Apostolic Labors of John.
John in the Acts.

In the first stadium of Apostolic Christianity John figures as one of the three pillars of the church of the circumcision, together with Peter and James the brother of the Lord; while Paul and Barnabas represented the Gentile church. [582] This seems to imply that at that time he had not yet risen to the full apprehension of the universalism and freedom of the gospel. But he was the most liberal of the three, standing between James and Peter on the one hand, and Paul on the other, and looking already towards a reconciliation of Jewish and Gentile Christianity. The Judaizers never appealed to him as they did to James, or to Peter. [583] There is no trace of a Johannean party, as there is of a Cephas party and a party of James. He stood above strife and division.

In the earlier chapters of the Acts he appears, next to Peter, as the chief apostle of the new religion; he heals with him the cripple at the gate of the temple; he was brought with him before the Sanhedrin to bear witness to Christ; he is sent with him by the apostles from Jerusalem to Samaria to confirm the Christian converts by imparting to them the Holy Spirit; he returned with him to Jerusalem. [584] But Peter is always named first and takes the lead in word and act; John follows in mysterious silence and makes the impression of a reserved force which will manifest itself at some future time. He must have been present at the conference of the apostles in Jerusalem, a.d.50, but he made no speech and took no active part in the great discussion about circumcision and the terms of church membership. [585] All this is in entire keeping with the character of modest and silent prominence given to him in the Gospels.

After the year 50 he seems to have left Jerusalem. The Acts no more mention him nor Peter. When Paul made his fifth and last visit to the holy City (a.d.58) he met James, but none of the apostles. [586]

John at Ephesus.

The later and most important labors of John are contained in his writings, which we shall fully consider in another chapter. They exhibit to us a history that is almost exclusively inward and spiritual, but of immeasurable reach and import. They make no allusion to the time and place of residence and composition. But the Apocalypse implies that he stood at the head of the churches of Asia Minor. [587] This is confirmed by the unanimous testimony of antiquity which is above all reasonable doubt, and assigns Ephesus to him as the residence of his latter years. [588] He died there in extreme old age during the reign of Trajan, which began in 98. His grave also was shown there in the second century.

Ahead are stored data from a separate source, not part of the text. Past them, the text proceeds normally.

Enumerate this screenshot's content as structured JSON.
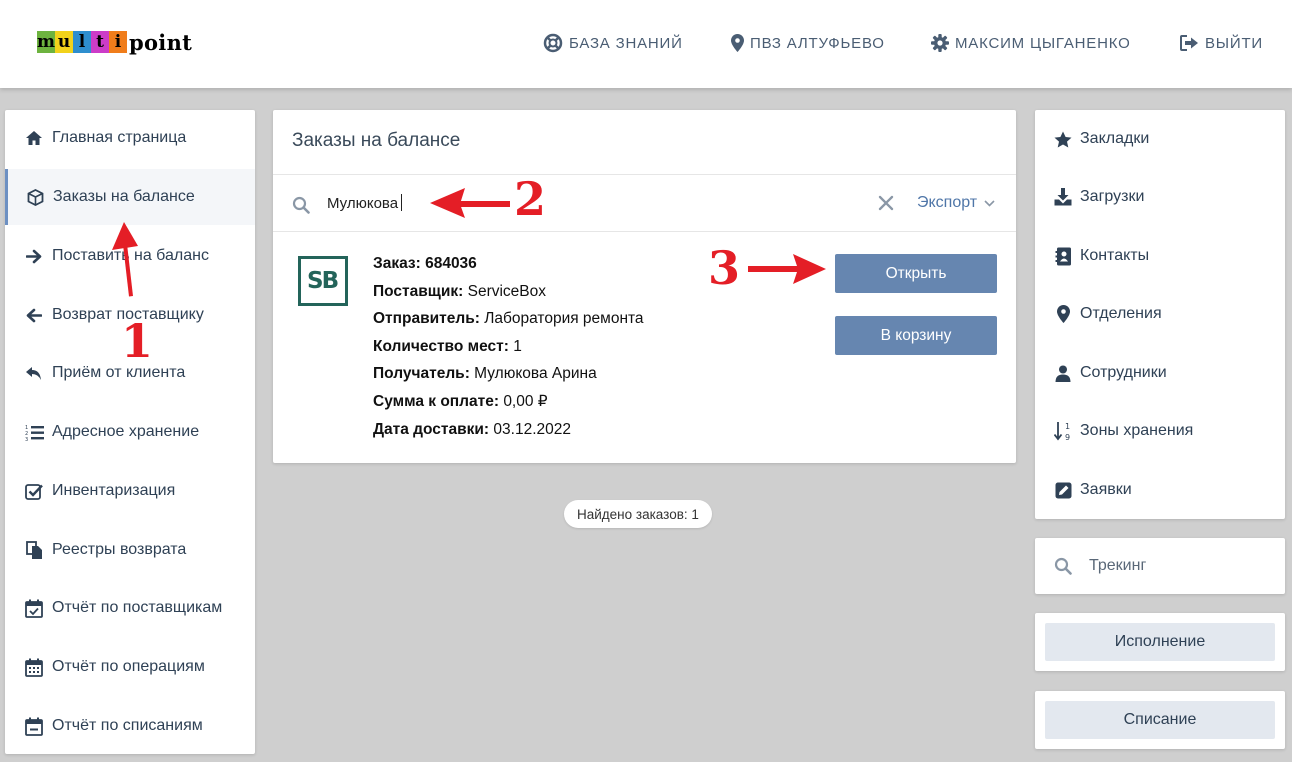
{
  "header": {
    "logo_letters": [
      "m",
      "u",
      "l",
      "t",
      "i"
    ],
    "logo_letter_colors": [
      "#6db33f",
      "#f2d21b",
      "#2e8ece",
      "#cc3cc8",
      "#f07d1b"
    ],
    "logo_rest": "point",
    "nav": [
      {
        "label": "БАЗА ЗНАНИЙ",
        "icon": "lifebuoy-icon"
      },
      {
        "label": "ПВЗ АЛТУФЬЕВО",
        "icon": "map-marker-icon"
      },
      {
        "label": "МАКСИМ ЦЫГАНЕНКО",
        "icon": "gear-icon"
      },
      {
        "label": "ВЫЙТИ",
        "icon": "sign-out-icon"
      }
    ]
  },
  "sidebar": {
    "items": [
      {
        "label": "Главная страница",
        "icon": "home-icon"
      },
      {
        "label": "Заказы на балансе",
        "icon": "cube-icon",
        "active": true
      },
      {
        "label": "Поставить на баланс",
        "icon": "arrow-right-icon"
      },
      {
        "label": "Возврат поставщику",
        "icon": "arrow-left-icon"
      },
      {
        "label": "Приём от клиента",
        "icon": "reply-icon"
      },
      {
        "label": "Адресное хранение",
        "icon": "ordered-list-icon"
      },
      {
        "label": "Инвентаризация",
        "icon": "checkbox-icon"
      },
      {
        "label": "Реестры возврата",
        "icon": "documents-icon"
      },
      {
        "label": "Отчёт по поставщикам",
        "icon": "calendar-check-icon"
      },
      {
        "label": "Отчёт по операциям",
        "icon": "calendar-icon"
      },
      {
        "label": "Отчёт по списаниям",
        "icon": "calendar-minus-icon"
      }
    ]
  },
  "main": {
    "title": "Заказы на балансе",
    "search": {
      "value": "Мулюкова",
      "icon": "search-icon"
    },
    "clear_icon": "close-icon",
    "export_label": "Экспорт",
    "order": {
      "logo_text": "SB",
      "fields": [
        {
          "label": "Заказ:",
          "value": "684036"
        },
        {
          "label": "Поставщик:",
          "value": "ServiceBox"
        },
        {
          "label": "Отправитель:",
          "value": "Лаборатория ремонта"
        },
        {
          "label": "Количество мест:",
          "value": "1"
        },
        {
          "label": "Получатель:",
          "value": "Мулюкова Арина"
        },
        {
          "label": "Сумма к оплате:",
          "value": "0,00 ₽"
        },
        {
          "label": "Дата доставки:",
          "value": "03.12.2022"
        }
      ],
      "open_label": "Открыть",
      "cart_label": "В корзину"
    },
    "found_text": "Найдено заказов: 1"
  },
  "right": {
    "items": [
      {
        "label": "Закладки",
        "icon": "star-icon"
      },
      {
        "label": "Загрузки",
        "icon": "download-icon"
      },
      {
        "label": "Контакты",
        "icon": "address-book-icon"
      },
      {
        "label": "Отделения",
        "icon": "map-marker-icon"
      },
      {
        "label": "Сотрудники",
        "icon": "user-icon"
      },
      {
        "label": "Зоны хранения",
        "icon": "sort-numeric-icon"
      },
      {
        "label": "Заявки",
        "icon": "edit-icon"
      }
    ],
    "tracking_placeholder": "Трекинг",
    "execution_label": "Исполнение",
    "writeoff_label": "Списание"
  },
  "annotations": {
    "step1": "1",
    "step2": "2",
    "step3": "3",
    "color": "#e41e26"
  }
}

We do not know when he removed to Asia Minor, but he cannot have done so before the year 63. For in his valedictory address to the Ephesian elders, and in his Epistles to the Ephesians and Colossians and the second to Timothy, Paul makes no allusion to John, and speaks with the authority of a superintendent of the churches of Asia Minor. It was probably the martyrdom of Peter and Paul that induced John to take charge of the orphan churches, exposed to serious dangers and trials. [589]

Ephesus, the capital of proconsular Asia, was a centre of Grecian culture, commerce, and religion; famous of old for the songs of Homer, Anacreon, and Mimnermus, the philosophy of Thales, Anaximenes, and Anaximander, the worship and wonderful temple of Diana. There Paul had labored three years (54-57) and established an influential church, a beacon-light in the surrounding darkness of heathenism. From there he could best commune with the numerous churches he had planted in the provinces. There he experienced peculiar joys and trials, and foresaw great dangers of heresies that should spring up from within. [590] All the forces of orthodox and heretical Christianity were collected there. Jerusalem was approaching its downfall; Rome was not yet a second Jerusalem. Ephesus, by the labors of Paul and of John, became the chief theatre of church history in the second half of the first and during the greater part of the second century. Polycarp, the patriarchal martyr, and Irenaeus, the leading theologian in the conflict with Gnosticism, best represent the spirit of John and bear testimony to his influence. He alone could complete the work of Paul and Peter, and give the church that compact unity which she needed for her self-preservation against persecution from without and heresy and corruption from within.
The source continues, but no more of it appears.